Barriga de aluguel no Brasil

Foto: Dreams Time

O Conselho Federal de Medicina permite que a técnica seja realizada por parentes de até segundo grau, mas sem vínculo comercial ou financeiro, ao contrário de outros países. Denominada de maternidade substitutiva ou útero de substituição, a barriga de aluguel trata-se de um procedimento em que uma mulher engravida para outra, fazendo o papel de "mãe substituta", se dispondo a gerar o embrião, em razão da infertilidade de outra mulher.

Para que um casal recorra a esta técnica, um dos aspectos é que a futura mãe de aluguel não possa engravidar, seja por não ter um útero, ou por apresentar alguma anormalidade no órgão. Questões relacionadas à saúde ou até mesmo risco de morte também contemplam as orientações médicas.

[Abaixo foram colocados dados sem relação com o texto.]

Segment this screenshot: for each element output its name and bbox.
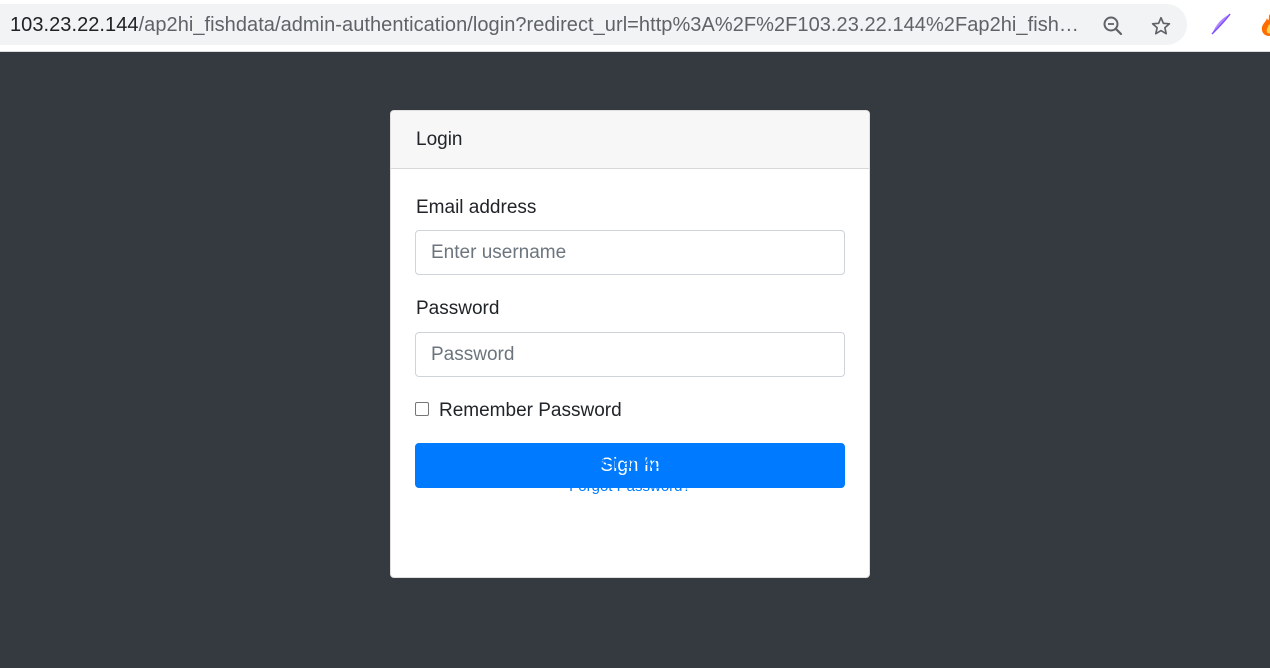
zoom-icon[interactable] xyxy=(1101,14,1125,38)
forgot-password-link[interactable]: Forgot Password? xyxy=(391,475,869,498)
url-path: /ap2hi_fishdata/admin-authentication/log… xyxy=(138,14,1085,36)
email-field[interactable] xyxy=(415,230,845,275)
login-card: Login Email address Password Remember Pa… xyxy=(390,110,870,578)
remember-password-row[interactable]: Remember Password xyxy=(415,400,622,422)
auth-links: Register an Account Forgot Password? xyxy=(391,452,869,498)
browser-toolbar: 103.23.22.144/ap2hi_fishdata/admin-authe… xyxy=(0,0,1270,52)
remember-password-label[interactable]: Remember Password xyxy=(439,400,622,422)
register-account-link[interactable]: Register an Account xyxy=(391,452,869,475)
remember-password-checkbox[interactable] xyxy=(415,402,429,416)
password-field[interactable] xyxy=(415,332,845,377)
star-icon[interactable] xyxy=(1149,14,1173,38)
card-header: Login xyxy=(391,111,869,169)
fire-extension-icon[interactable] xyxy=(1256,12,1270,38)
password-label: Password xyxy=(416,298,500,319)
address-bar[interactable]: 103.23.22.144/ap2hi_fishdata/admin-authe… xyxy=(0,4,1187,45)
email-label: Email address xyxy=(416,197,537,218)
url-host: 103.23.22.144 xyxy=(10,14,139,36)
url-text[interactable]: 103.23.22.144/ap2hi_fishdata/admin-authe… xyxy=(10,14,1085,37)
feather-extension-icon[interactable] xyxy=(1208,12,1234,38)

O Dr. Fernando Prado, especialista em reprodução humana do Grupo Huntington, lembra que "útero de substituição" é eticamente aceitável se for indicado por questões médicas. "Todas as partes envolvidas devem ter todos os processos do tratamento devidamente esclarecidos, com informações sobre possíveis riscos e efeitos do procedimento", destacou.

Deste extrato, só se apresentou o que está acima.